Sango lächelte umso freundlicher zurück, als sie sich neben der alten Bekannten niederließ und ihren Sohn neben sich setzte.

Der schien inzwischen einigermaßen wach zu sein und betrachtete die für ihn Fremde ebenso neugierig wie seine Schwestern.

„Ich muss zugeben, ich hätte dich nicht wiedererkannt. Du hast dich sehr verändert“, setzte Miroku an und kniete sich daneben.
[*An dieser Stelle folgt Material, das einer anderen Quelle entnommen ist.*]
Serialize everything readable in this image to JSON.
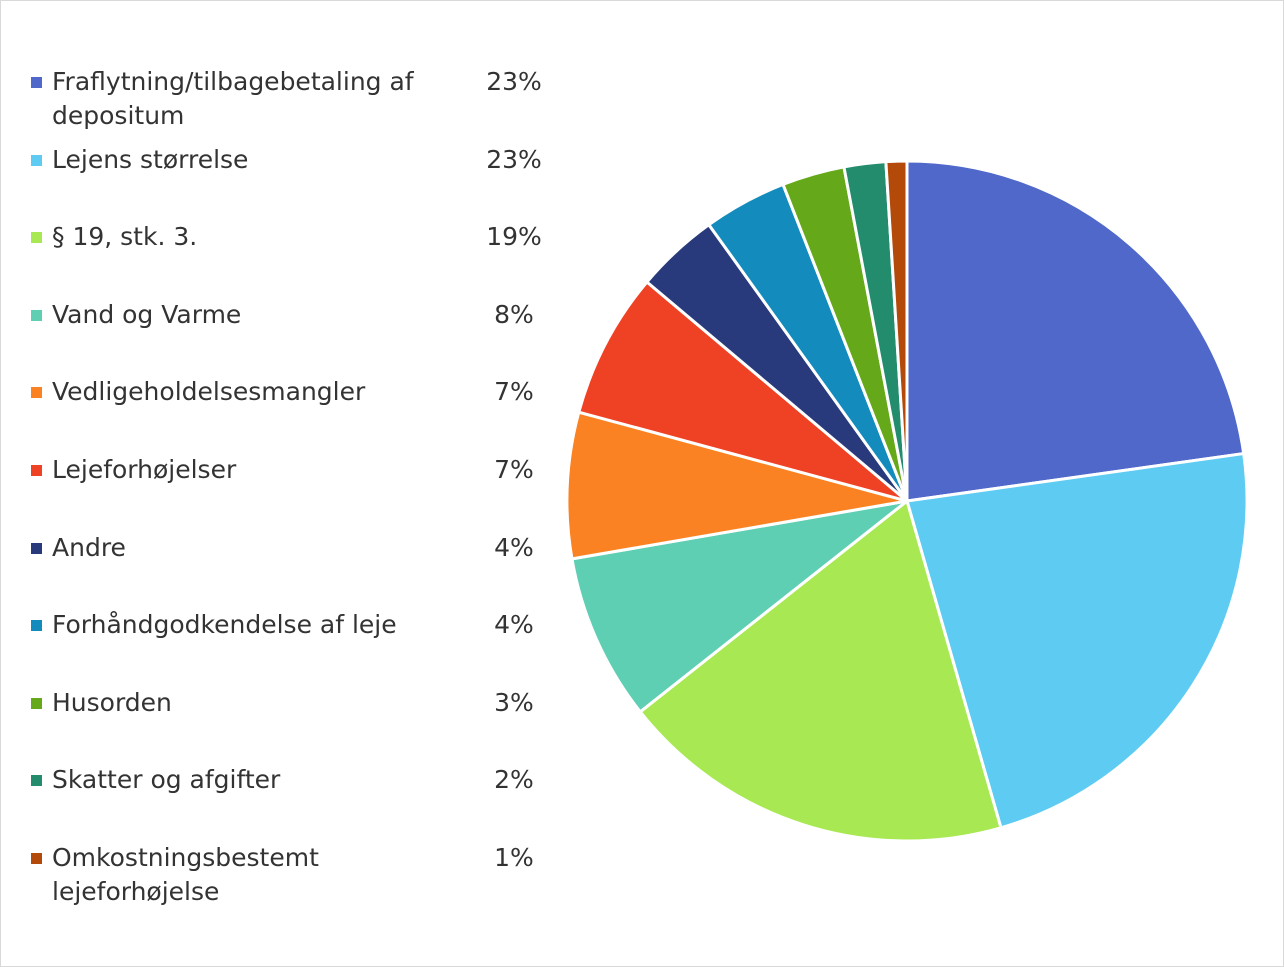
{
  "chart_data": {
    "type": "pie",
    "categories": [
      "Fraflytning/tilbagebetaling af depositum",
      "Lejens størrelse",
      "§ 19, stk. 3.",
      "Vand og Varme",
      "Vedligeholdelsesmangler",
      "Lejeforhøjelser",
      "Andre",
      "Forhåndgodkendelse af leje",
      "Husorden",
      "Skatter og afgifter",
      "Omkostningsbestemt lejeforhøjelse"
    ],
    "values": [
      23,
      23,
      19,
      8,
      7,
      7,
      4,
      4,
      3,
      2,
      1
    ],
    "value_labels": [
      "23%",
      "23%",
      "19%",
      "8%",
      "7%",
      "7%",
      "4%",
      "4%",
      "3%",
      "2%",
      "1%"
    ],
    "colors": [
      "#4f68c9",
      "#5ecbf2",
      "#a8e852",
      "#5ecfb2",
      "#fb8222",
      "#ef4123",
      "#283a7b",
      "#138bbd",
      "#65a819",
      "#228c6c",
      "#b34a09"
    ],
    "legend": "left"
  }
}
„Es sind viereinhalb Jahre vergangen. Ich bin nie anders gealtert als ein Menschenkind“, gab Shiori zurück, aber noch immer klang ihre Stimme nicht im Geringsten, als habe sie Freude an der Unterhaltung. Ihr Blick war ebenso düster umwölkt, wie ihre Gedanken.
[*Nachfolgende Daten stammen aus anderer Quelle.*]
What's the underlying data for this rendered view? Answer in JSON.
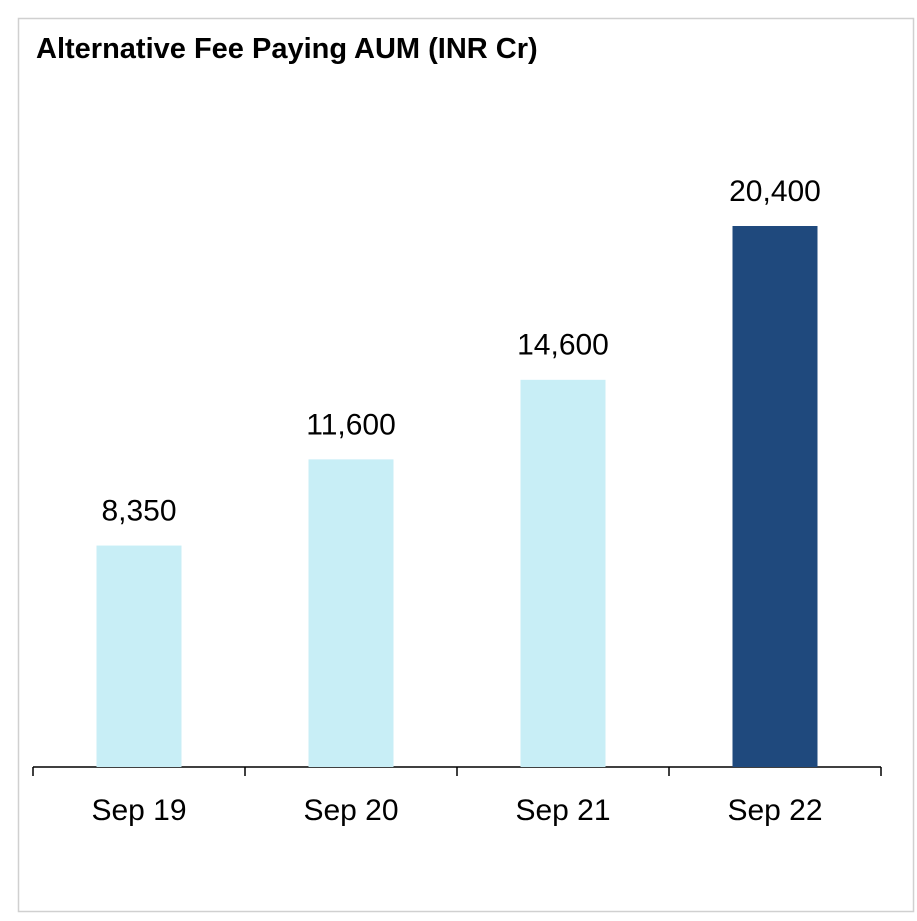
{
  "chart_data": {
    "type": "bar",
    "title": "Alternative Fee Paying AUM (INR Cr)",
    "categories": [
      "Sep 19",
      "Sep 20",
      "Sep 21",
      "Sep 22"
    ],
    "values": [
      8350,
      11600,
      14600,
      20400
    ],
    "value_labels": [
      "8,350",
      "11,600",
      "14,600",
      "20,400"
    ],
    "colors": [
      "#c8eef6",
      "#c8eef6",
      "#c8eef6",
      "#1f497d"
    ]
  }
}
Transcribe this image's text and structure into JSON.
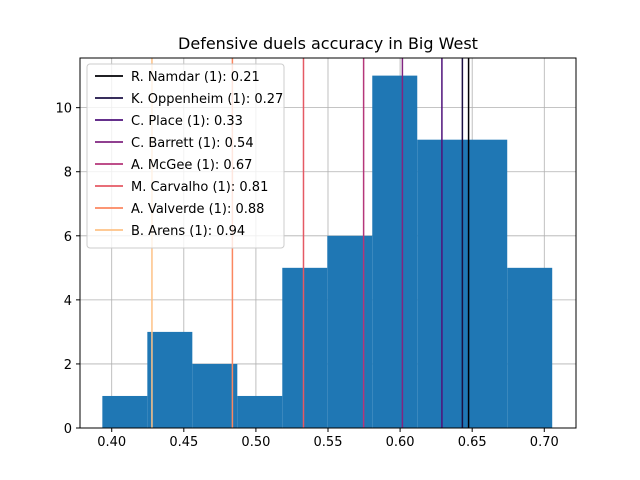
{
  "chart_data": {
    "type": "histogram",
    "title": "Defensive duels accuracy in Big West",
    "xlabel": "",
    "ylabel": "",
    "xlim": [
      0.378,
      0.722
    ],
    "ylim": [
      0,
      11.55
    ],
    "x_ticks": [
      "0.40",
      "0.45",
      "0.50",
      "0.55",
      "0.60",
      "0.65",
      "0.70"
    ],
    "x_tick_values": [
      0.4,
      0.45,
      0.5,
      0.55,
      0.6,
      0.65,
      0.7
    ],
    "y_ticks": [
      "0",
      "2",
      "4",
      "6",
      "8",
      "10"
    ],
    "y_tick_values": [
      0,
      2,
      4,
      6,
      8,
      10
    ],
    "grid": true,
    "bar_color": "#1f77b4",
    "bins": [
      {
        "x0": 0.3935,
        "x1": 0.4247,
        "count": 1
      },
      {
        "x0": 0.4247,
        "x1": 0.4559,
        "count": 3
      },
      {
        "x0": 0.4559,
        "x1": 0.4871,
        "count": 2
      },
      {
        "x0": 0.4871,
        "x1": 0.5183,
        "count": 1
      },
      {
        "x0": 0.5183,
        "x1": 0.5495,
        "count": 5
      },
      {
        "x0": 0.5495,
        "x1": 0.5807,
        "count": 6
      },
      {
        "x0": 0.5807,
        "x1": 0.6119,
        "count": 11
      },
      {
        "x0": 0.6119,
        "x1": 0.6431,
        "count": 9
      },
      {
        "x0": 0.6431,
        "x1": 0.6743,
        "count": 9
      },
      {
        "x0": 0.6743,
        "x1": 0.7055,
        "count": 5
      }
    ],
    "legend_position": "top-left",
    "reference_lines": [
      {
        "label": "R. Namdar (1): 0.21",
        "x": 0.6475,
        "color": "#000004"
      },
      {
        "label": "K. Oppenheim (1): 0.27",
        "x": 0.6432,
        "color": "#1c1044"
      },
      {
        "label": "C. Place (1): 0.33",
        "x": 0.629,
        "color": "#4f127b"
      },
      {
        "label": "C. Barrett (1): 0.54",
        "x": 0.6016,
        "color": "#812581"
      },
      {
        "label": "A. McGee (1): 0.67",
        "x": 0.5747,
        "color": "#b5367a"
      },
      {
        "label": "M. Carvalho (1): 0.81",
        "x": 0.533,
        "color": "#e55964"
      },
      {
        "label": "A. Valverde (1): 0.88",
        "x": 0.4837,
        "color": "#fb8761"
      },
      {
        "label": "B. Arens (1): 0.94",
        "x": 0.4279,
        "color": "#fec287"
      }
    ]
  }
}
Kagome merkte das nur zu gut und bemühte sich, das Thema dementsprechend zu lenken. „Und was führt dich jetzt auf einmal zu uns?“

Shiori ließ den Kopf wieder hängen und seufzte. „Das ich es bis hier geschafft habe, war Zufall. Ich habe einfach nach einer Zuflucht gesucht, nach der Flucht-“ „Flucht?“, fragte InuYasha dazwischen.
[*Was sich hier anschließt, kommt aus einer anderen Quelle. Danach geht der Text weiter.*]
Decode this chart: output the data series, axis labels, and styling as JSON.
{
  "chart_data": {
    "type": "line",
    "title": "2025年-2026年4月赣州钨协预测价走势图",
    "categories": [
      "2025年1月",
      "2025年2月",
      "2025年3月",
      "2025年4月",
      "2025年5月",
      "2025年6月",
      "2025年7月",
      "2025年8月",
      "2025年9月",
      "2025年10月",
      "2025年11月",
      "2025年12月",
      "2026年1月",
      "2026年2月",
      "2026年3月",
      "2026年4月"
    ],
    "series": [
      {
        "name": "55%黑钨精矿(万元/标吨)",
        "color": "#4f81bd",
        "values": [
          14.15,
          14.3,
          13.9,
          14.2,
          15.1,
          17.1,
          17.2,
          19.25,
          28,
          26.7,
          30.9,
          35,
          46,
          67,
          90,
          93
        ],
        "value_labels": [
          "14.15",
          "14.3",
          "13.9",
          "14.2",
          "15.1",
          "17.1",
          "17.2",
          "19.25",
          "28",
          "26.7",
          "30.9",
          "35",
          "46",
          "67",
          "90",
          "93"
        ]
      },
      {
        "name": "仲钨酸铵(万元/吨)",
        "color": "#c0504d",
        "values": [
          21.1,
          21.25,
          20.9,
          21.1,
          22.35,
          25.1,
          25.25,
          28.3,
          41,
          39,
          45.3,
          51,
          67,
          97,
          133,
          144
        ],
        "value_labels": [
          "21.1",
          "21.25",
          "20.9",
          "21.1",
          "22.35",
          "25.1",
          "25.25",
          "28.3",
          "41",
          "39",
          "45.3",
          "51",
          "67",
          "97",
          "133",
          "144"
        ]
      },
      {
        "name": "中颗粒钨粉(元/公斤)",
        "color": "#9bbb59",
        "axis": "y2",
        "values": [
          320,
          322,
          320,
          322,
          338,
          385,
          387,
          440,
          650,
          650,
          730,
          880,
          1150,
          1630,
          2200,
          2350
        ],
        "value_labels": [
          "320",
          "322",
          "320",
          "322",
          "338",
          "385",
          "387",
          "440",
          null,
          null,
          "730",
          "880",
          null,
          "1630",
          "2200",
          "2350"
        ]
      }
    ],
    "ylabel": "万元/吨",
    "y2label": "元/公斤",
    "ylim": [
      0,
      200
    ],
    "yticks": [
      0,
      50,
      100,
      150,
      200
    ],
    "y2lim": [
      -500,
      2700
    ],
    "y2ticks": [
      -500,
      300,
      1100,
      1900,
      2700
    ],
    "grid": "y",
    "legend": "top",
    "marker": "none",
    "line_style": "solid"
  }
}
„Ja, ich… naja, um von vorne anzufangen… ich habe Tián zu seiner Familie begleitet, aufs Festland. Wenn ich gewusst hätte, was für eine Tragödie das gibt, ich wäre hier geblieben. So aber ging alles schief.“

„Aber warum das denn?“, wollte Sango verständnislos wissen.
 

„Wegen mir. Nicht, weil ich eine Hanyô bin, ich glaube, das hätten sie sogar noch hingenommen, aber es störte sie zutiefst, was für eine Hanyô ich bin“, gab Shiori leise zurück und zupfte unbehaglich an einer Strähne ihres hellen Haares.

„Tián hatte mir vorher seine Geschichte erzählt, die Geschichte seiner Familie. Sie kommen hier aus Japan, wurden aber – wie viele andere Komori-Familien auch – vor Jahrhunderten verjagt. Damals war Tián vielleicht so alt wie ein siebenjähriges Menschenkind. Der Flucht ging ein blutiges Massaker voraus, bei dem unter anderem auch Tiáns kleiner Bruder Yuan getötet wurde, ein gerade anderthalbjähriges Dämonenkind – das entspricht einem neunmonatigen Menschenkind.

Schließlich also zog sich der Rest seiner Sippe mit drei anderen Familien fluchtartig übers Meer zurück und siedelte sich an der Festlandküste wieder an.

Man akzeptierte sie dort, sie konnten in Ruhe leben.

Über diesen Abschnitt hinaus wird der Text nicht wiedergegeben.